We were five weeks from home.
It was glorious.
We set sail with the dawn, and we had to row out of the estuary as the wind had shifted all night and then settled back into an easterly, but the oarsmen — every one of whom was going to get a share of all that tin — rowed steadily, slowly, but with a will. And our ships were clean and dry, and we moved well enough.
We found Amphitrite hurrying towards us in the early morning, her mainsail and boatsail set, slanting up from the south and east.
We watched them and chuckled, because they weren’t going to reach us on that tack, and they’d be all day following us if they lost ground. There was a certain rivalry between the men who had to row all day and the ‘mere’ sailors.

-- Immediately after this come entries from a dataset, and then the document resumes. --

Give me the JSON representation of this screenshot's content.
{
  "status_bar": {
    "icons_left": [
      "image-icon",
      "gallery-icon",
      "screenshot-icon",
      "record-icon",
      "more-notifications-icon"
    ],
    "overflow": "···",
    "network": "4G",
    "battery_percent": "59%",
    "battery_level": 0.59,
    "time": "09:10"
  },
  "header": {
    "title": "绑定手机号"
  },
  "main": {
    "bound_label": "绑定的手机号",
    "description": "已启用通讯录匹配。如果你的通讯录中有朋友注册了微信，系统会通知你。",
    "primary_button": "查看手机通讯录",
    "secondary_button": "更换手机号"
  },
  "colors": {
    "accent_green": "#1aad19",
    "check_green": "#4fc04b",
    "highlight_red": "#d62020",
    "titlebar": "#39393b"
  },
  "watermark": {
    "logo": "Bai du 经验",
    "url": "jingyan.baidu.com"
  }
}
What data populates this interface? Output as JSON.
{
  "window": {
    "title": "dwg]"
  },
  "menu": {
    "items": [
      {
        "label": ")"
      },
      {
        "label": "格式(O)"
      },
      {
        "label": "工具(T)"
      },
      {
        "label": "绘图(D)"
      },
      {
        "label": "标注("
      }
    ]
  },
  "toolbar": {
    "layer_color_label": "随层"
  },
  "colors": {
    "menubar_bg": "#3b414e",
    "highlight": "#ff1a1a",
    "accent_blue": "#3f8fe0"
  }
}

At our closest point of approach, perhaps ten stades, they dropped all their sails.
That meant something.
‘I think they’re waving,’ Doola said.
I nodded. Already my eyes weren’t what they had been at seventeen.
‘Let’s go and speak to them,’ I said wearily. They were downwind — easy to get there, harder to row back.
The boatsail mast was rigged, so I gave the rowers a rest and we ran downwind, and Lydia and Nike lay on their oars.
When we were a stade away, they started to yell — Demetrios and a dozen other men all yelling in unison.
I got it immediately.
‘PHOENICIANS!’
As soon as Demetrios knew that I understood, he put his helm over, raised his sails and ran back west.
Even as Seckla’s men raised the mainmast and the two triakonters followed suit — you don’t always need signals — the first shark’s fin nicked the southern horizon in the sunlight.
By the time we had our sails set and we were all running west, there were five of them.